When we moved to VT, I didn’t do much gardening. I worked on a small farm for a few months pulling weeds, but that was more overwhelming than anything. And then I had a small plot at the Randolph Community Garden the summer that I was pregnant, but I’ve never had a plot to call my own. Until this year. My husband and I bought a house in December and I’ve been overjoyed to plant my very own garden in my very own yard this year. So, salad it is!
This salad is inspired by my garden and your version of this salad should be inspired by your garden. The important part is using lots of herbs, a wide variety of greens, your favorite salad toppings, sprouts (if you have ’em – I grow my own using this simple sprouter), and the following two quick recipes for tofu and an amazing Peanut-Lime Salad Dressing.
Now you’re thinking, “oh geez, she wants me to eat tofu.” Here’s the deal with tofu – it’s awesome. People complain that it doesn’t taste like anything and I have to say that I agree, but that’s why it’s awesome – you can make it taste however you’d like! The possibilities are endless! The following recipe is one that I use for folks who don’t like tofu – they like THIS tofu. I’m telling you, give it a go and you won’t be disappointed!
Salad
(what just so happened to be ready to pick from the garden and other ingredients that were in the fridge)
- Spinach
- Green leaf lettuce
- Red Russian kale
- Rainbow chard
- Garlic chives
- LOTS of fresh herbs, which included cilantro, basil, dill, parsley, chives and garlic chives. Seriously, add a ton. Consider these a main ingredient.
- Homegrown sprouts
- Tomatoes
- Yellow pepper
- 10 - 12 oz. creamy natural peanut butter (I just eyeball this - use almost a whole jar, but not quite)
- 1/2 cup water
- 1/4 cup white vinegar
- 1/4 cup rice vinegar
- 1/8 cup tamari (wheat-free if you're gluten intolerant)
- 2 garlic cloves
- 1 - 2 inch piece of ginger, peeled
- 1 tsp honey
- 1 lime, juice from
- 1/2 tsp sea salt
- Place all ingredients in a blender and blend to a smooth consistency.
- This makes enough dressing for 2 or 3 salads, but don’t go light on the dressing. Most dressings use oil for the base, but this one uses water, so use a little more than you might normally use. I should also note that this is a dressing, not a sauce. A traditional peanut sauce would need less vinegar and more peanut butter for a more intense peanut flavor.
- Store in the fridge for up to 2 weeks.
- 14 oz. block of extra firm organic, non-GMO tofu
- 1/3 cup nutritional yeast
- 2 tbsp coconut oil
- 1 tbsp tamari (wheat-free if you're gluten intolerant)
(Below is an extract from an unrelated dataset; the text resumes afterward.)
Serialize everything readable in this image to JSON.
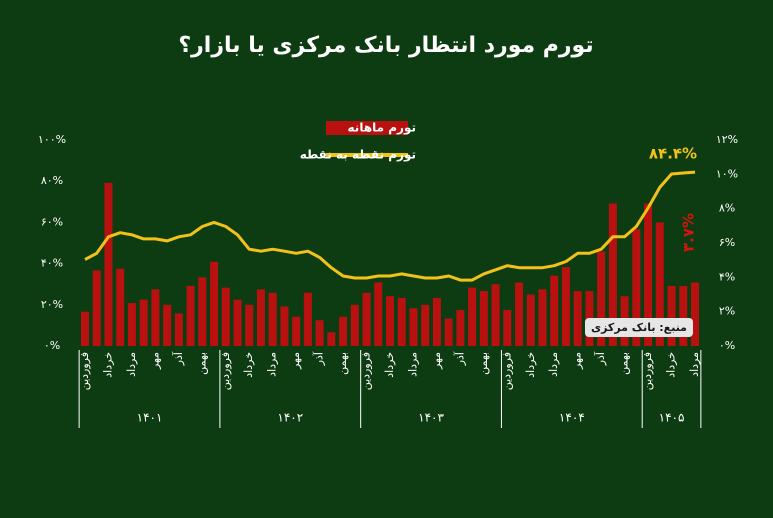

- Drain the tofu, but then press it firmly between two towels in order to remove any excess water. I like to fold it between a clean kitchen towel and place it on the counter with a heavy object on top such as a pan filled with water. This helps to press out any excess liquid, which is key to making good tofu. The longer you allow it to drain, the better, but do a minimum of 10 minutes.
- Dice tofu into 1/2″ cubes and toss with the nutritional yeast till evenly coated.
- Plan 2 Tbsp coconut oil into a hot pan over medium-low heat. Add the tofu and saute till all of the water has evaporated from the tofu and the tofu begins to brown in the pan, usually 10-15 minutes. If it starts to stick quick a bit, then it’s done.
- While the pan is still hot, evenly pour the tamari onto the tofu and stir.
- Remove from heat and allow to cool for 5 or 10 minutes before adding to salad and tossing with dressing.
- This can stand alone as a dish rather than be added to the salad.